Author Contributions
Y.L., Z.W., H.L., L.W., Q.L., Q.Z., J.H., H.W., J.G., L.X., J.T., Z.L., L.H., Q.H., L.X. performed the experiments; X.C. analyzed TCGA data; L.Y. designed the study, analyzed the data, and wrote the paper with Q.H., L.X. and Y.L.; and L.Y. supervised the study.
Figure Legends
Figure S1. Related to Figure 1-2.
(a) Bcl6 expression in tumor infiltrating Treg, dLNs Treg and spleen Treg cells. Bcl6-RFP reporter mice were inoculated with 1×106 MC-38 subcutaneously, and were sacrificed at day 10 for flow cytometry analysis. The data presented are representative of two independent experiments with at least 3 mice per group. (b) RT-qPCR of Bcl6 expression in naive CD4, LN Tfh, LN Th1, LN Treg and tumor infiltrating Treg cells. Mice were inoculated with 5×105 B16-F10 cells per mice intravenously, and were sacrificed at day 16 for analysis. The data presented are representative of two technical replicates pooled from at least 3 mice per group. Error bars indicate the mean±SEM. (c, d) Flow cytometry analysis assessed at day 16 after B16-F10 inoculation intravenously. Ratio of CD4+Foxp3-CD44+ and CD8+CD44+ T cells versus Treg cells, total number of CD4+Foxp3-CD44+ and CD8+CD44+ T cells (c) are shown above. Proportion and total number of effecting (KLRG1+) as well as cytokine producing subsets (CD107+, TNFα+) of CD8+CD44+ T cells (d) are shown below. The data presented are representative of two independent experiments with 8-14 mice per group. # represents the absolute number and % represents the proportion of indicating population. Center values indicate mean. Unpaired t test.

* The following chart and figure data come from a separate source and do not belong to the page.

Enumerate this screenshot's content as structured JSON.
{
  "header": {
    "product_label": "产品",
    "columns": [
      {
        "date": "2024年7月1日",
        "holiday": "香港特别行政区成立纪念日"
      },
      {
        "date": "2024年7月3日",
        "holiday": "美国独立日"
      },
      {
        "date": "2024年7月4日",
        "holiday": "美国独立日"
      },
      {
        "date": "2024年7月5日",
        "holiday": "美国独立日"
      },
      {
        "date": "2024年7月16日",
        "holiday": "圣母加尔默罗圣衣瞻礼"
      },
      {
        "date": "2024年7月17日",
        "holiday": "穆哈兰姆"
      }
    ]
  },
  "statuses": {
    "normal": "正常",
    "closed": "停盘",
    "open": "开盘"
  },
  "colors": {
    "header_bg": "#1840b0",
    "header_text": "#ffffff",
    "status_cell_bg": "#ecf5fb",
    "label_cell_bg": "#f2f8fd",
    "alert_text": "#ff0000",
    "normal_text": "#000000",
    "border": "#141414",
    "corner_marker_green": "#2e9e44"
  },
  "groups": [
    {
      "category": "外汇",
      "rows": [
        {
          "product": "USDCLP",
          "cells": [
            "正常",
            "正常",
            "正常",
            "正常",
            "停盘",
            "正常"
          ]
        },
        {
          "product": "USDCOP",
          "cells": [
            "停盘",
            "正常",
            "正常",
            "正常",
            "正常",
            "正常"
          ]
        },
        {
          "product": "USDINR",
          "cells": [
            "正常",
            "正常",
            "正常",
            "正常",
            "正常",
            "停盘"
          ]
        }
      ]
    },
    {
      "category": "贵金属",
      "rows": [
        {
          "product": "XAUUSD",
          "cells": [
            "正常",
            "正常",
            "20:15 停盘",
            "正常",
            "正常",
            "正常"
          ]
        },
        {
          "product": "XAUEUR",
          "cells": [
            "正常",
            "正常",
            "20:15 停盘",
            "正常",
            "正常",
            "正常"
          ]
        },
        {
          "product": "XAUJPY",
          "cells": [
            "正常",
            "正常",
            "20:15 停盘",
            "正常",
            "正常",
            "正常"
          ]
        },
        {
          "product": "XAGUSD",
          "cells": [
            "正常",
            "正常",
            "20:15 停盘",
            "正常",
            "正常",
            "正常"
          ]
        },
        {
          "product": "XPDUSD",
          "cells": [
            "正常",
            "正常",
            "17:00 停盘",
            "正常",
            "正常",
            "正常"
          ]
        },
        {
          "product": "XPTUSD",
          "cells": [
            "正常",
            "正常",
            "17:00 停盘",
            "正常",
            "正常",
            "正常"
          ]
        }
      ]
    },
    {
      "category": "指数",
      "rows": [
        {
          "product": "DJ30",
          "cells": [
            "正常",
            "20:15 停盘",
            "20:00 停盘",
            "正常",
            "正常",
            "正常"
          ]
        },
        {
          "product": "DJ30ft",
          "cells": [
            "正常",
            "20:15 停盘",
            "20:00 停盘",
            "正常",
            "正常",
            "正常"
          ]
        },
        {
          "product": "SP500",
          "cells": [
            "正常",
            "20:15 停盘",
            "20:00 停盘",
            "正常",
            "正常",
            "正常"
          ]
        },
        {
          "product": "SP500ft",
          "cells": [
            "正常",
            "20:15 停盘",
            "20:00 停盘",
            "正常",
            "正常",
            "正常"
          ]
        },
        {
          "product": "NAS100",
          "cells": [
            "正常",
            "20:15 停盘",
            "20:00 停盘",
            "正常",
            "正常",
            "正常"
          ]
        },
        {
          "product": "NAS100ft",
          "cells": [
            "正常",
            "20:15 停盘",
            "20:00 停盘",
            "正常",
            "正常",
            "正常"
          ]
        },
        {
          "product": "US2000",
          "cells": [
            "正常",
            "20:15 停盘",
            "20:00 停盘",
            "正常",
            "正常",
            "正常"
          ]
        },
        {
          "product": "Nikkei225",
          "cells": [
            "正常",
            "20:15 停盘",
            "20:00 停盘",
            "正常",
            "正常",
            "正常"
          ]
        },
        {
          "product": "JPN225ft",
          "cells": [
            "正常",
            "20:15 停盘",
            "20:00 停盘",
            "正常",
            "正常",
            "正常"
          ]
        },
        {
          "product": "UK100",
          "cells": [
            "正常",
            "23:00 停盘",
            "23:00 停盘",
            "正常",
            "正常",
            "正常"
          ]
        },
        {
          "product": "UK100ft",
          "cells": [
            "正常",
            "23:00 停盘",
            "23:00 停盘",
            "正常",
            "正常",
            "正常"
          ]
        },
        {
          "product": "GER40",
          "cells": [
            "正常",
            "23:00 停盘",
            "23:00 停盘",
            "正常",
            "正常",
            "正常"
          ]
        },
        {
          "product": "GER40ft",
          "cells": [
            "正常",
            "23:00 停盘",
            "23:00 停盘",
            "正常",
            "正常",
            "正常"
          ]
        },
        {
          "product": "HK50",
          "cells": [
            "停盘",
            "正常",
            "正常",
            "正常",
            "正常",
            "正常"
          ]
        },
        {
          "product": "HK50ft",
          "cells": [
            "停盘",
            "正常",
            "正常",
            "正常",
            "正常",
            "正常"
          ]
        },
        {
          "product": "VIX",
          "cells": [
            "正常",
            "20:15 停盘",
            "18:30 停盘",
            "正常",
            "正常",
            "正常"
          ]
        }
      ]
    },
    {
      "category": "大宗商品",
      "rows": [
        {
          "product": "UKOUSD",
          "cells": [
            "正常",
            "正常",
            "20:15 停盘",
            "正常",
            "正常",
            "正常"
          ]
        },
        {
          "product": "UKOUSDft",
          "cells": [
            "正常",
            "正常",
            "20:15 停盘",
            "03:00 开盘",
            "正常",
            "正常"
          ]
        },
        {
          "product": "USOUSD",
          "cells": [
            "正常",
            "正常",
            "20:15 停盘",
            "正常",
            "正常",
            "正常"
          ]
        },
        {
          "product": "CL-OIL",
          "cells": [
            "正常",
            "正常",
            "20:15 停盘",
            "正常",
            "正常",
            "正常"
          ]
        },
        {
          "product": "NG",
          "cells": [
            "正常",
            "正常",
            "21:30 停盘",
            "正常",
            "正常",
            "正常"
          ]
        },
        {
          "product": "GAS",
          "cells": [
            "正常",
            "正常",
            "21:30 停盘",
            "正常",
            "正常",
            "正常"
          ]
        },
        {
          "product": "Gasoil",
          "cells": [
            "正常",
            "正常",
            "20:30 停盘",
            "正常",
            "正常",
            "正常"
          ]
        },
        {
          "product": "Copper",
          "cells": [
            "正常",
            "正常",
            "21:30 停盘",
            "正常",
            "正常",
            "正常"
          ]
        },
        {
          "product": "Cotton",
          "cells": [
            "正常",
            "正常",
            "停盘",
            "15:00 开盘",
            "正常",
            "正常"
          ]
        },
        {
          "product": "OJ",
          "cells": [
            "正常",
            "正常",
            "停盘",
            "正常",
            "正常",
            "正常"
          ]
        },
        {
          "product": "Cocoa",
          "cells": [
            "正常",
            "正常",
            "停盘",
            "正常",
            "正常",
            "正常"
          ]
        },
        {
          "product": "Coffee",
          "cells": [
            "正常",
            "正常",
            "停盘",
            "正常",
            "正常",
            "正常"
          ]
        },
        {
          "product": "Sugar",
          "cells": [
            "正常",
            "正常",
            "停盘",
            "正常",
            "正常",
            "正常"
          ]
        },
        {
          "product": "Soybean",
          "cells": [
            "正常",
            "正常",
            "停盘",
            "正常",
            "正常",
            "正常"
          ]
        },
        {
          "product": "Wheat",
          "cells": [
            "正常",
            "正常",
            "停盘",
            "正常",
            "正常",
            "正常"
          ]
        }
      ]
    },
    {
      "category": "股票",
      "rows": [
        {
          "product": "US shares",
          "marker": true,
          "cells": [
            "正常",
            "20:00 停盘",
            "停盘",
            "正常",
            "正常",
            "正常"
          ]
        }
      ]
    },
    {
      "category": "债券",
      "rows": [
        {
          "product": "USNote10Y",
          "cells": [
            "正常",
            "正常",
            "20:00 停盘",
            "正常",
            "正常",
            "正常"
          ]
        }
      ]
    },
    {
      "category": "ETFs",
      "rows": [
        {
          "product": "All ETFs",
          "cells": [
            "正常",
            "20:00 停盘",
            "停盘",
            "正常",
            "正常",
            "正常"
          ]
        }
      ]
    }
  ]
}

Figure S2. Related to Figure 3.
(a-c) Flow cytometry of splenic chimera mice (B16-F10, metastasis model). Splenocytes from WT and Bcl6fl/flFoxp3Cre mice were collected and mixed with Treg cells in a ratio of 1:1, and were adoptively transferred (1×106 cells per mice) to CD4-/- recipients. On the following day, 1×106 B16-F10 cells were injected intravenously into recipient mice and mice were sacrificed at day 18 post tumor inoculation. Quantification of Foxp3, CTLA4, CD25 and ICOS in Treg cells from tumor tissue (a) and dLNs (b). Quantification of Tbet and GATA3 in Treg cells from dLNs (c). The data presented (a-c) are representative of two independent experiments with at least 4 mice per group. Paired t test. *p < 0.05, **p < 0.01, ***p < 0.001, ****p < 0.0001, ns, no significant. (d) Flow cytometry analysis of Tfr (gated in CD4+CD25+GITR+GFP+) in dLNs and tumor tissues isolated from CXCR5-GFP reporter mice, assessed at day 10 after MC-38 inoculation in situ. The data presented are representative of two independent experiments with at least 3 mice per group. (e) Flow cytometry analyzing total number of lymph node residing Treg cells (gated in CD4+CD44+Foxp3+), Tfr cells (gated in CD4+CD44+Foxp3+CXCR5+), Tfh cells (gated in CD4+CD44+Foxp3-CXCR5+) and Th1 cells (gated in CD4+CD44+Foxp3-CXCR5-), assessed at day 16 after B16-F10 inoculation intravenously. The data presented are representative of two independent experiments with 8-14 mice per group. # represents the absolute number and % represents the proportion of indicating population. Unpaired t test. Center values indicate mean.
Acknowledgements
We thank Dr. Xindong Liu for generously providing us Bcl6-RFP mice. We thank Dr. Hua Tang for generously providing us Foxp3DTR mice, and we thank the core facility center of Third Military Medical University for cell sorting. This study was supported by grants from the National Natural Science Fund for Distinguished Young Scholars (No. 31825011 to LY) and the National Natural Science Foundation of China (No. 31700774 to LX and No. 31900643 to QH).